Wendy Shaw Abstract
Islam and the Legacies of Empire: Ownership of Islam in Twenty-first Century Museums
Freie Universität Berlin, Berlin
In the late nineteenth century, the study, collection and display of objects widely described through the rubric of “Islamic Art” served as a means of maintaining the power of knowledge in regions of European colonial interest and expansion. Although in the late twentieth century, many post-colonial nation states maintained or established new museums dedicated to this art, often reframed as part of national history, most received little investment or attention. Renewed interest in the Islamic world in the twenty-first century has encouraged major collections of Islamic art throughout the West to reorganize, rename, and renovate their displays of Islamic art.
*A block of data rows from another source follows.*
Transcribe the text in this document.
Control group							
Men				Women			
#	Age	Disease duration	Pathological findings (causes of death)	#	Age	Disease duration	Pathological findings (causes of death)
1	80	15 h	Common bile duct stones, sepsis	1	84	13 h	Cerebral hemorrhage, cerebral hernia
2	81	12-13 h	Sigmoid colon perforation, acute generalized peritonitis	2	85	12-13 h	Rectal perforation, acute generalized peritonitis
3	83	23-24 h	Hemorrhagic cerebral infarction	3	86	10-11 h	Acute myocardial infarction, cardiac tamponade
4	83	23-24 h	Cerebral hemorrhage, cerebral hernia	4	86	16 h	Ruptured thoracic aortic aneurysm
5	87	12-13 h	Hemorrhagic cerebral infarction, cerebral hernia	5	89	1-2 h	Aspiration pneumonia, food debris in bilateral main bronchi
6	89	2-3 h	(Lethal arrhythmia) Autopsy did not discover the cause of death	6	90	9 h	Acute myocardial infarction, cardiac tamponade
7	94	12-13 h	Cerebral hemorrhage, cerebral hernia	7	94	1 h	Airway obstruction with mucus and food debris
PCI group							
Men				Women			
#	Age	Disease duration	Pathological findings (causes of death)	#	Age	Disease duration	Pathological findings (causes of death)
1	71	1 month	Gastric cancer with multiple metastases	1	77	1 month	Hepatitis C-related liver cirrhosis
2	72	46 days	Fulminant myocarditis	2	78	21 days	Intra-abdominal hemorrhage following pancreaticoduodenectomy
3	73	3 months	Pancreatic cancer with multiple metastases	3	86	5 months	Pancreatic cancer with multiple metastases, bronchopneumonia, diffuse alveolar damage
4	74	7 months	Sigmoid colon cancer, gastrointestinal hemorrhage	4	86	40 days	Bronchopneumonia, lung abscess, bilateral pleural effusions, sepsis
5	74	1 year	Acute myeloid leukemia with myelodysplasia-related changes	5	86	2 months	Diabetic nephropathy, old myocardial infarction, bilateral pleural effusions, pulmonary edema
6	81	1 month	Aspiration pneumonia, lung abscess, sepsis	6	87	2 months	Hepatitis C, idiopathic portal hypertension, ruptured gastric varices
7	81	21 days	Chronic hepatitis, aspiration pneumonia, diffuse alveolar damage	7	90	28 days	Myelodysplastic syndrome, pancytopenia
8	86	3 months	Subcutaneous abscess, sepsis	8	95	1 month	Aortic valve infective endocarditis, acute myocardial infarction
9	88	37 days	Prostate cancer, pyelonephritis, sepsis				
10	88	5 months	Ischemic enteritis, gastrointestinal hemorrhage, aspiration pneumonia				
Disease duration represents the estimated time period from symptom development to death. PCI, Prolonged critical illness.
During the same period, major investments by Islamic actors have enabled the construction of new museums in Qatar as well as in Canada. How do the narratives of these initiatives compare with those in long-since established collections? How does the era of collection affect the practice of display, the role of architecture, and the narrative of Islamic culture espoused in various museums? What relationship does investment in museums have with assuming authorship over such narratives? How is this authority related to changing dynamics of global capital and Islamic revivalism in the twenty-first century? This paper will use a comparative approach to contemporary displays of Islamic art to examine the political underpinnings of Islamic culture in museum settings.